Raistlin asintió en silencio; las facciones del rostro dorado estaban rígidas. Al parecer, también a él lo afectaba la misma impresión que a su gemelo. No obstante, dio un paso hacia el agujero.
—Yo iré primero —dijo Caramon.
El guerrero se aproximó contra su voluntad al borde del orificio. Se arrodilló, respiró hondo varias veces y se introdujo en el hueco. La oscuridad se tragó primero sus piernas, luego el torso, y por último la cabeza.
Raistlin recogió los vuelos de la túnica y se dispuso a descender a los subterráneos de Mereklar.
* * *
—¡Eh, tú! O bebes algo, o te marchas.
Earwig abrió los ojos y se encontró con el rostro airado del dueño de una taberna que lo miraba con cara de pocos amigos.
—No queremos vagabundos ni merodeadores.
—No soy ni lo uno ni lo otro —protestó indignado el hombrecillo—. Echaba un sueñecito. Sin embargo, no recuerdo haber dormido siesta desde que era un kender muy pequeño —agregó después, al tiempo que se sacudía unos pétalos de rosa enredados en el copete—. Claro que anoche me acosté tarde, y eso lo explicaría. ¿Dónde se habrán metido Raistlin y Caramon?

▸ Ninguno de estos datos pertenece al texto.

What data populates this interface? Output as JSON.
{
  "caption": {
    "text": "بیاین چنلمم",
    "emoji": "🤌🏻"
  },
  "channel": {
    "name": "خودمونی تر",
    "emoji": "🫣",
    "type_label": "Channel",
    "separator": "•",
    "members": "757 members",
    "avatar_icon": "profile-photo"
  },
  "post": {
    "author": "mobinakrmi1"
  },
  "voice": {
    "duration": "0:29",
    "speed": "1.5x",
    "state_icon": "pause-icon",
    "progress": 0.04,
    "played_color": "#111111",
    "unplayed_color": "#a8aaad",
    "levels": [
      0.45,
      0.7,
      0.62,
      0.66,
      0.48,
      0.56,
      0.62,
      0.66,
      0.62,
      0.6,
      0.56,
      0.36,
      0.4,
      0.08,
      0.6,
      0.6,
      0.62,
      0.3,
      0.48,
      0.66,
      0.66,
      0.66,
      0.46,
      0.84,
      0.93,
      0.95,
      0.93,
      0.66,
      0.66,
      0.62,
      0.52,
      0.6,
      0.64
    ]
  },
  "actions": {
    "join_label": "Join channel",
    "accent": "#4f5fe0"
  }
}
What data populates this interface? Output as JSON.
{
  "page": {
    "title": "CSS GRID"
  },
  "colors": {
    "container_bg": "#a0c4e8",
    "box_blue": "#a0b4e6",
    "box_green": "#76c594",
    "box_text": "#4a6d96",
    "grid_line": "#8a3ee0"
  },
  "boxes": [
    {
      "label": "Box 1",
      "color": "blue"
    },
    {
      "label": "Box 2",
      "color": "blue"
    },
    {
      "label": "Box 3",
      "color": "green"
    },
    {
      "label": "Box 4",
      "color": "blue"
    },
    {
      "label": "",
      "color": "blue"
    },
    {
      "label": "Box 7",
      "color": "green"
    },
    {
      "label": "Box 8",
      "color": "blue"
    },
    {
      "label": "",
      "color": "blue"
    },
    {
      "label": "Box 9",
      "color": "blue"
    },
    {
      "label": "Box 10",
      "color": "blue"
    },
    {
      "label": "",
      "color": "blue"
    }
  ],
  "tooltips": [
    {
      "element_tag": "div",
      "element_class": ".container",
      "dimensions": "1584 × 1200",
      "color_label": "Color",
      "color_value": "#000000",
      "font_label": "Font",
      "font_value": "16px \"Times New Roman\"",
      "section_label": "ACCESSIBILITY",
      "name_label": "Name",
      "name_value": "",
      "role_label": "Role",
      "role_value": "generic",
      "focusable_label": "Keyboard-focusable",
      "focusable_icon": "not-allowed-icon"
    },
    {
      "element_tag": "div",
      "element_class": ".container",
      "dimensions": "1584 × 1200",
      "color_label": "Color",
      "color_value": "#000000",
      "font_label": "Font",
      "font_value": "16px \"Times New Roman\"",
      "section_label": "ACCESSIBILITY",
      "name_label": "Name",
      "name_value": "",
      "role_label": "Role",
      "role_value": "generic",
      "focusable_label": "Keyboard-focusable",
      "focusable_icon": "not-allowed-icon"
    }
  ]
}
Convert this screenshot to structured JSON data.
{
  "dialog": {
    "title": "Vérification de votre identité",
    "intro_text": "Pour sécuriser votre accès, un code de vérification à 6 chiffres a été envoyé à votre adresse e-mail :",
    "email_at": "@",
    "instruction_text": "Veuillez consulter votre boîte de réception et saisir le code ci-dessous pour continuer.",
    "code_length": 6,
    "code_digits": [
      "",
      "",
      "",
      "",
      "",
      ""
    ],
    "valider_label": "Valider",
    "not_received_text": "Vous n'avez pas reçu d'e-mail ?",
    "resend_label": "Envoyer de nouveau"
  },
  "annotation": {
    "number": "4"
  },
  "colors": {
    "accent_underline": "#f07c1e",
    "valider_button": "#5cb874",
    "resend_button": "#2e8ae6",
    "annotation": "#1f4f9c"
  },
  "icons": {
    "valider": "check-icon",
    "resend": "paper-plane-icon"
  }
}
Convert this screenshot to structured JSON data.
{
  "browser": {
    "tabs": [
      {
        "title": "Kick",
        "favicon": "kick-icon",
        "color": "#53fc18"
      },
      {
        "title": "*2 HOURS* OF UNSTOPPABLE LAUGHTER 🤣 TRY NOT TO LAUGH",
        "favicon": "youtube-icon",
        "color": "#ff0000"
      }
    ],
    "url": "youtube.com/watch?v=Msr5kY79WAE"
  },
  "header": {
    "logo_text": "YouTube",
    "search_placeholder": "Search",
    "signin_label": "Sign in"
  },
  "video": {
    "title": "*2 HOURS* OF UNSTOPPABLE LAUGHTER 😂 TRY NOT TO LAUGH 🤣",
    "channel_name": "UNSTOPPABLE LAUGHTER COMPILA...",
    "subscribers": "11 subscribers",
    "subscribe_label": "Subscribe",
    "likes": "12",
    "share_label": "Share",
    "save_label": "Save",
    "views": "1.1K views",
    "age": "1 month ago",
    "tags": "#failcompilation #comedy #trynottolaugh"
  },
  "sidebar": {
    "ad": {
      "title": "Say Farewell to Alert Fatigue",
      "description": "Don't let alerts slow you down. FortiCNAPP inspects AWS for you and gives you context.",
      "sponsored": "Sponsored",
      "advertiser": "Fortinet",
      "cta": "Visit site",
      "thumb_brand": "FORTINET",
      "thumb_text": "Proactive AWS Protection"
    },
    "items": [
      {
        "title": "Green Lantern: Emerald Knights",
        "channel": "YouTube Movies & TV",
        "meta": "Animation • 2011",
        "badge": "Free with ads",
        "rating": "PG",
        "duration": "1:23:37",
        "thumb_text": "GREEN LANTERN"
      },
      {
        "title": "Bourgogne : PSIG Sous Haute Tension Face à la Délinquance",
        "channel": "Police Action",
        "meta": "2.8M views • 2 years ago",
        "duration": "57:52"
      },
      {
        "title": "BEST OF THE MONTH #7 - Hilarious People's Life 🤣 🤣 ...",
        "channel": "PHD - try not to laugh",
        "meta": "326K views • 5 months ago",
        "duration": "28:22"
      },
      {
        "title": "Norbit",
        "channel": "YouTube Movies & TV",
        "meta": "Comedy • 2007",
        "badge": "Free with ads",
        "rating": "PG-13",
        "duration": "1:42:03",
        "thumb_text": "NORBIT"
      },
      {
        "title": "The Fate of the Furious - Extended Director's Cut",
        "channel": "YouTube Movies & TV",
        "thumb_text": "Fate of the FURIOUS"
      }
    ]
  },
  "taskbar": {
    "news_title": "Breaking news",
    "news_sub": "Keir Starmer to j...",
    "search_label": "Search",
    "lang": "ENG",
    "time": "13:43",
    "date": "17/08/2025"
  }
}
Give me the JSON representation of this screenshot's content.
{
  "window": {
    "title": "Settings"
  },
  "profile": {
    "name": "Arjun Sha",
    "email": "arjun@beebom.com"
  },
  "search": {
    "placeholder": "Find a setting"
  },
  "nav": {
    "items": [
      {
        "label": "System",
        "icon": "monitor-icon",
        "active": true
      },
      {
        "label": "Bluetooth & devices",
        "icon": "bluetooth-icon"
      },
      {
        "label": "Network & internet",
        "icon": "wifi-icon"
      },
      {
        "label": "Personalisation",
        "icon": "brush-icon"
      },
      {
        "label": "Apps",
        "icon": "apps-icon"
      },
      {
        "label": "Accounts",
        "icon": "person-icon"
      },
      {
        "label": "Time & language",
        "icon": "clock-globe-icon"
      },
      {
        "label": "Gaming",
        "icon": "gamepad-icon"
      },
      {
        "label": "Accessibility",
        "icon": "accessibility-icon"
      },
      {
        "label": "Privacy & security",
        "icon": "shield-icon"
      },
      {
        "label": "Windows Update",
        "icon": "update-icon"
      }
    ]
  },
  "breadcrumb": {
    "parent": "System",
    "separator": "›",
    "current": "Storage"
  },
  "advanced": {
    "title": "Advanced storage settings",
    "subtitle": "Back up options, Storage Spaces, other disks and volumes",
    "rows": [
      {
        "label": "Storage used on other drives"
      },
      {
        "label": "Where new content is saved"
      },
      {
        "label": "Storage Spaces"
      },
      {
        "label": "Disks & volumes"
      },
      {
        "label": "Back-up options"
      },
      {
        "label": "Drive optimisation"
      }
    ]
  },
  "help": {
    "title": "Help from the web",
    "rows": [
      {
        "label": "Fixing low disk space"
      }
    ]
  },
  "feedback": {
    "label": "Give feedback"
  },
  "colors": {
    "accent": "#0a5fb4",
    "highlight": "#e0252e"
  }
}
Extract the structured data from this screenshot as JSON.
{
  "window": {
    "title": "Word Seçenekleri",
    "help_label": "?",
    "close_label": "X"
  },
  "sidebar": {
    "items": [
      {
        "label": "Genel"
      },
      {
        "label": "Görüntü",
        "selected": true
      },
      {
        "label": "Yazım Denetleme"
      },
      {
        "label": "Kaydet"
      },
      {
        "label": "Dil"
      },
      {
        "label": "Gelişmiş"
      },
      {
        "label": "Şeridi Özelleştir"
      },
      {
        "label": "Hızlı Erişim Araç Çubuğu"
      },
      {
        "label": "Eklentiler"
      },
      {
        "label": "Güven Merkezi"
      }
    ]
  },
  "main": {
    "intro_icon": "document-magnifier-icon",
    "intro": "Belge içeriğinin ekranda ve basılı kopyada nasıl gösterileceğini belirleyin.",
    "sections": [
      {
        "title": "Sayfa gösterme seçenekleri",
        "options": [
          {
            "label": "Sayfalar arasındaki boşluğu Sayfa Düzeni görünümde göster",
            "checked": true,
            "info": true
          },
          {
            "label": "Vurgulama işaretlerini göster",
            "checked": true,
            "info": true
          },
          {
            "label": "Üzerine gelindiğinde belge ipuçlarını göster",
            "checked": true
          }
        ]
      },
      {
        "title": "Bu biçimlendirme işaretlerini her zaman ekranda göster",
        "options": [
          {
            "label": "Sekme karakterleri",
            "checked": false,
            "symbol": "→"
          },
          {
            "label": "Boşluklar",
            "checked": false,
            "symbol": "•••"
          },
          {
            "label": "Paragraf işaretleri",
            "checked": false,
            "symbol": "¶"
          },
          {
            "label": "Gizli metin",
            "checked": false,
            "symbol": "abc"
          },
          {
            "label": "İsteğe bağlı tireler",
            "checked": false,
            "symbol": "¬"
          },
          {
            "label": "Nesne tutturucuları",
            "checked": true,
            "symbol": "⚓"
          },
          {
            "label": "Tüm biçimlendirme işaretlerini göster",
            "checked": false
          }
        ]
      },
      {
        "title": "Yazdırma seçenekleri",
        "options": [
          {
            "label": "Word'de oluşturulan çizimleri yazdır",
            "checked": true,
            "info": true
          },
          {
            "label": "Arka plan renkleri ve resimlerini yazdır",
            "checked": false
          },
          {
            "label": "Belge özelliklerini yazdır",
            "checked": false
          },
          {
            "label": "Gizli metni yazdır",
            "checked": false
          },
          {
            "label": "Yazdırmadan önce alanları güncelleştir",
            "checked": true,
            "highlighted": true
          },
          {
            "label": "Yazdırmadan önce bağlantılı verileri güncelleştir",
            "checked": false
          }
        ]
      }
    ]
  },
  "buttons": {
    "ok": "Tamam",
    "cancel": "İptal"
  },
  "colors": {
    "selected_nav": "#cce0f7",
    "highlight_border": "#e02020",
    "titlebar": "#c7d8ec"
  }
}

En un primer momento, a Earwig le inquietó sobremanera la posibilidad de no encontrar a sus amigos, mas el desasosiego se desvaneció pronto y dio paso a una alegre despreocupación que no sentía desde hacía días. También se había esfumado la vocecilla irritante que resonaba de manera persistente en su cerebro y que le ordenaba hacer esto o aquello, y con ella, la amenaza de que si no obedecía sus instrucciones, lo arrastraría a algún lugar en donde no existían cerraduras que manipular, ni saquillos que descubrir, ni gente con quien hablar; es decir, un sitio de eterno aburrimiento.